The T-per-travel should lead the company to calculate the total T-per-specific-vehicle for a period of time, like a week or a month. The focus of management should be to maximize the total monthly T for every vehicle.
Planning the generation of next week T by Vehicle-X involves checking various options from the minute the vehicle is free taking location and time into account. It could be that the vehicle should come back empty in order to be available at point A for higher T opportunities.
Dynamic pricing should be used to encourage potential customers to allow enough time ahead, providing the planner better flexibility. There should be a price difference between flexible time given by the customer and very specific timing for the service. Certainly for an urgent service the price should be higher.
This different focus should achieve better exploitation of the constraint(s).
The company still needs to understand and implement subordination. For instance, loading and unloading might take long time, causing losing potential business. Suppose that adding people to help with the loading would significantly shorten the time. Adding people adds delta-Operating-Expenses (delta-OE). Question is: can we get additional delta-T, higher than the delta-OE, by saving time?

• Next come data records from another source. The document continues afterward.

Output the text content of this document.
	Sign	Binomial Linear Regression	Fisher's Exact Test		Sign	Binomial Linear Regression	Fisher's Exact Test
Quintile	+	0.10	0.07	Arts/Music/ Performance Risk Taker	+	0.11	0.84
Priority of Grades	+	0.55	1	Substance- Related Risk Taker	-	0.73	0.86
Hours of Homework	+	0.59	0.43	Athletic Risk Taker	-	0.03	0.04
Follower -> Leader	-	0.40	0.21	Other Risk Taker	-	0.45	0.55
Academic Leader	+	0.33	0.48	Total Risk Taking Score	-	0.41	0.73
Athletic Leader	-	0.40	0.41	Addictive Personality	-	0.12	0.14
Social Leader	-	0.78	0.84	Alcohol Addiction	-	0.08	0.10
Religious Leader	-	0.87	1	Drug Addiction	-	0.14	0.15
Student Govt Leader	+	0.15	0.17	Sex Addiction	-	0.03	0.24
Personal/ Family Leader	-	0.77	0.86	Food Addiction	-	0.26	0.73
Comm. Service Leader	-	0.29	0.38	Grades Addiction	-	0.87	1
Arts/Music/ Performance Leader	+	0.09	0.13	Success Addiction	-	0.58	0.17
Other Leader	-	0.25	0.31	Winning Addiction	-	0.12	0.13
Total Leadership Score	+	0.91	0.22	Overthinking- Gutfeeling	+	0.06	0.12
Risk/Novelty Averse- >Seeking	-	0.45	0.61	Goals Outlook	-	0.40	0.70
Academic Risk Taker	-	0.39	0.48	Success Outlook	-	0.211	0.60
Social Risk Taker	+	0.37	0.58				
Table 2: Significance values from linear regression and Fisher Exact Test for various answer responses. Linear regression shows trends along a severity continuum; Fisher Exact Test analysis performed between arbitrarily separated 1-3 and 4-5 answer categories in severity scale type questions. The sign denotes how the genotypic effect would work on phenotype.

Isn’t this focus what made Southwest Airlines so successful? Using operational flexibility to subordinate to the most efficient use of the constraint, which is every single aircraft. The use of the same type of aircraft enables flexible use of pilots. It is just an example of effective subordination.
Strategy according to TOC has to come up with a decisive-competitive-edge, in the shape of unique value, target at big enough market segment(s). Generally speaking all transportation companies struggle to offer the clients the following key values:
- Reliability, both regarding the agreed upon timing and the safety of the shipment.
- Fast response to any request.
The difficulty to deliver the above is that the excess capacity is not enough to overcome temporary peaks of demand in one location. Improved exploitation of the pool of vehicles, including clever buffering of commitments to key clients, would improve the reliability and fast response.
There are two different modes of operation for transportation service:
- Fix schedule of transportation from A – B and back from B – A. The route could cover many intermediate points. The ultimate examples are trains, flights and ships. This way high reliability can be achieved, but there is no ability for fast response or adjust the timing. The key challenge is establishing the fixed routes and schedules in a way that maximizes the T-per-vehicle.
- Flexible routes schedule. The ultimate examples are taxis and trucks.
An overall superior Strategy can be developed using collaboration between competitors to deliver better service. Airlines use a certain level of collaboration, allowing moving between airlines for routes not fully provided by one airline. They also collaborate to provide a buffer for passengers when flights are cancelled.
It is my view that additional strategic collaborations can vastly improve the businesses of many transportation companies. For instance, a company located at point A could collaborate with a company located at B to ensure quick returns of vehicles. Answering the real needs of users, coupled with effective control on the T-per-week-per-vehicle, could make very substantial business improvement for organizations that are open for a change.